Hmm. Either my calculator or my geometry is wrong. I get for a simple LEO to lunar orbit Hohmann a burn of .83 km/sec at the high end. From lunar surface to lunar escape velocity + .83 km/sec I get 2.52 km/sec. That’s about .6 km/sec difference between your number and my back-of-the-envelope one. I don’t see acceleration losses being able to account for much of that. Maybe there’s an intermediate lunar orbit in there somewhere?
Daver, there’s an addon for terminal guidance and landing.. it’s Apollo derived.

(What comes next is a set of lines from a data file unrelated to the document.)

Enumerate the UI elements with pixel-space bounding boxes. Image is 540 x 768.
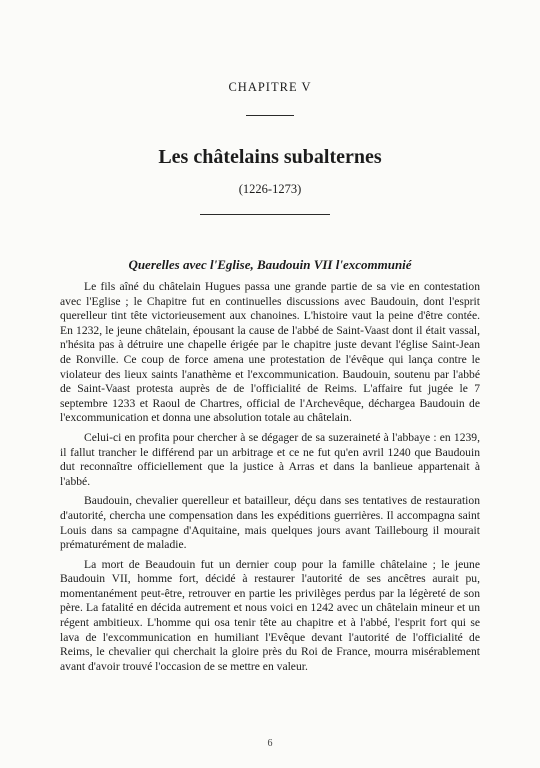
paragraph-2: Celui-ci en profita pour chercher à se dégager de sa suzeraineté à l'abbaye : en 1239, il fallut trancher le différend par un arbitrage et ce ne fut qu'en avril 1240 que Baudouin dut reconnaître officiellement que la justice à Arras et dans la banlieue appartenait à l'abbé. [60, 430, 480, 488]
paragraph-3: Baudouin, chevalier querelleur et batailleur, déçu dans ses tentatives de restauration d'autorité, chercha une compensation dans les expéditions guerrières. Il accompagna saint Louis dans sa campagne d'Aquitaine, mais quelques jours avant Taillebourg il mourait prématurément de maladie. [60, 494, 480, 552]
section-title: Querelles avec l'Eglise, Baudouin VII l'excommunié [128, 257, 412, 272]
divider-short [246, 115, 294, 116]
chapter-label: CHAPITRE V [228, 80, 312, 94]
divider-long [200, 214, 330, 215]
body-text [60, 280, 480, 679]
chapter-dates: (1226-1273) [238, 182, 302, 196]
chapter-title: Les châtelains subalternes [158, 146, 382, 168]
page-number: 6 [267, 738, 273, 749]
paragraph-4: La mort de Beaudouin fut un dernier coup pour la famille châtelaine ; le jeune Baudouin VII, homme fort, décidé à restaurer l'autorité de ses ancêtres aurait pu, momentanément peut-être, retrouver en partie les privilèges perdus par la légèreté de son père. La fatalité en décida autrement et nous voici en 1242 avec un châtelain mineur et un régent ambitieux. L'homme qui osa tenir tête au chapitre et à l'abbé, l'esprit fort qui se lava de l'excommunication en humiliant l'Evêque devant l'autorité de l'officialité de Reims, le chevalier qui cherchait la gloire près du Roi de France, mourra misérablement avant d'avoir trouvé l'occasion de se mettre en valeur. [60, 557, 480, 673]
paragraph-1: Le fils aîné du châtelain Hugues passa une grande partie de sa vie en contestation avec l'Eglise ; le Chapitre fut en continuelles discussions avec Baudouin, dont l'esprit querelleur tint tête victorieusement aux chanoines. L'histoire vaut la peine d'être contée. En 1232, le jeune châtelain, épousant la cause de l'abbé de Saint-Vaast dont il était vassal, n'hésita pas à détruire une chapelle érigée par le chapitre juste devant l'église Saint-Jean de Ronville. Ce coup de force amena une protestation de l'évêque qui lança contre le violateur des lieux saints l'anathème et l'excommunication. Baudouin, soutenu par l'abbé de Saint-Vaast protesta auprès de de l'officialité de Reims. L'affaire fut jugée le 7 septembre 1233 et Raoul de Chartres, official de l'Archevêque, déchargea Baudouin de l'excommunication et donna une absolution totale au châtelain. [60, 280, 480, 425]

LTO with a 300 km perigee and 378000 km apogee is moving about .19 km/s at apogee, the moon’s moving about 1.02 km/s, so Vinf is about .83 km/s.

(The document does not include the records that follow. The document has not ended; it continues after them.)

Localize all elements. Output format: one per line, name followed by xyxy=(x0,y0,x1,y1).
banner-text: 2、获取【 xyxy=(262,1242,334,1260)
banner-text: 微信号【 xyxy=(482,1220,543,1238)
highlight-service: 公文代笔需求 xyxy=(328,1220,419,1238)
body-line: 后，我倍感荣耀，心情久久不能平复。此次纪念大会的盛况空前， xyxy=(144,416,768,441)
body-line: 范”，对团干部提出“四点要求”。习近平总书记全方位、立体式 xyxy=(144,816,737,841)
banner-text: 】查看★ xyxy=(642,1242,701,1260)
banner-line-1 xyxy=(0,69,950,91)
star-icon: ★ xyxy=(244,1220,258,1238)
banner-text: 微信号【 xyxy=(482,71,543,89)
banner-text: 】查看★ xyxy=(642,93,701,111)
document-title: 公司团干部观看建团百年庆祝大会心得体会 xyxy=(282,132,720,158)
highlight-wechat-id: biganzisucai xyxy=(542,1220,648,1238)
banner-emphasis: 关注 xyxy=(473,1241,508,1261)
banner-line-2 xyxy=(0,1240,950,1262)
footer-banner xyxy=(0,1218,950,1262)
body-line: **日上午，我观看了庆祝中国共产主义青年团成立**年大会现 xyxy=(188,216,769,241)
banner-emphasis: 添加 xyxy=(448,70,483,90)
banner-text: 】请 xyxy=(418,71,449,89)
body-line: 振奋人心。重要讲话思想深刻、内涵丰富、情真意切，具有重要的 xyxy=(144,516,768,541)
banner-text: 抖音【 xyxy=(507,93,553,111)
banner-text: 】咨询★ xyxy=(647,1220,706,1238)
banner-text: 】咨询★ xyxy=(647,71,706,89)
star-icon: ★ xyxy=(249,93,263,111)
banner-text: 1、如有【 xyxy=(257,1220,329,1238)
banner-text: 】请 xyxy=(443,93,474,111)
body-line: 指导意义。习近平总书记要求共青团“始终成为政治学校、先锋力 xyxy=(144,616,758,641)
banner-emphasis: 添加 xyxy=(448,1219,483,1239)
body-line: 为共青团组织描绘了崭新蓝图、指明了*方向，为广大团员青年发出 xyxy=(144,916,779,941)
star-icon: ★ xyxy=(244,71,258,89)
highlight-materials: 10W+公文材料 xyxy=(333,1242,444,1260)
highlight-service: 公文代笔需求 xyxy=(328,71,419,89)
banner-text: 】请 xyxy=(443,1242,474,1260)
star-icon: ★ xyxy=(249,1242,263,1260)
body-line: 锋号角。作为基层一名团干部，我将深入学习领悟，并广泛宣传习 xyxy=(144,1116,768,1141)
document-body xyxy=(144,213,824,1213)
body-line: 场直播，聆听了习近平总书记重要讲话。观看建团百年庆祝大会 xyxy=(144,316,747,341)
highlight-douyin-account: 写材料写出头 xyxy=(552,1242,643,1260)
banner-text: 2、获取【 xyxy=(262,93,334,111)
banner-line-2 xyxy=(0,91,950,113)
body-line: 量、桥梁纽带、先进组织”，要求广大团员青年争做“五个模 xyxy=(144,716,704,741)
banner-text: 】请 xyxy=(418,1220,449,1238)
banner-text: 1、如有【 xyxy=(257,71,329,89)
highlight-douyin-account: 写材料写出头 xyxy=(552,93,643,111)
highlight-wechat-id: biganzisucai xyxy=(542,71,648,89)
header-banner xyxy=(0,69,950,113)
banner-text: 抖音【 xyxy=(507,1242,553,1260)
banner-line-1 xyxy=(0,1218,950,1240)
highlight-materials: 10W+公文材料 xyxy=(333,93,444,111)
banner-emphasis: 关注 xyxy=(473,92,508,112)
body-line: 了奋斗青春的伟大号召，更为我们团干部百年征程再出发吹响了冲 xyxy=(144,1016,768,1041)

Hyperbola velocity is sqrt(Vesc^2 + Vinf^2). Plugging lunar escape velocity of 2.38 km/s you get
sqrt(2.38^2 + .83^2)km/s which is 2.52 km/s.
How’d you get 3.14 km/s?
Three body trajectories use the Sun, though not for a powered flyby obviously. They use it to raise perigee, so that you only have to do your (slightly more expensive) TLI, not an insertion burn. If you want to minimise delta-v, and consequently maximise the payload you can deliver with existing upper stages, then you could choose L1/L2.
I’m not sure how much different that’s going to make, assuming you’re using a chemical rocket to land on the moon. Lunar escape velocity is 2.38 km/sec, Lunar escape to Hohmann transfer is 2.52 km/sec (take these numbers as provisional–I don’t know why they don’t agree with Trent’s). L1 may be a bit easier to reach than lunar orbit, but if you’re landing (and not selenobraking) there doesn’t appear to be much in the way of energy savings.
L1 may be a bit easier to reach than lunar orbit
Yeah, that would be an important benefit, because it makes the constraint of existing upper stages less severe. Overall efficiency isn’t the most important measure if the payload capacity from end to end is too small.
, but if you’re landing (and not selenobraking) there doesn’t appear to be much in the way of energy savings.
Even though savings aren’t the main point, there are actually substantial savings. 3.2 km/s from LEO to L1/L2 + 2.5 km/s from L1/L2 to the moon vs 4.2 km/s from LEO to LLO + 2 km/s from LLO to the moon.
It’s like test pilots aren’t content to land on the moon in autopilot or something.
With 18 dracos and 8 superdracos (not all required) the pilot of a red dragon is always going through a computer interface. Landing will probably descend automatically to a hover height setting. The computer will override hover when the fuel gets down to a certain point if the pilot hasn’t yet hit a land from hover button. Piloting a red dragon on landing will probably be so simple it doesn’t require much training at all. Tell it with a joystick or martian GPS where you want to go and it goes there assuming you have the fuel.
Ken,
Its also important to remember its unlikely any astronauts will be making the first landings as a site as in the days of Apollo. Instead any future human landings on the Moon or Mars will come only after a rover has carefully checked out the landing site for any hazards. The rover will likely also place 3-4 beacons around the landing area for the Dragon to use as reference points. And of course it will track and film the landing.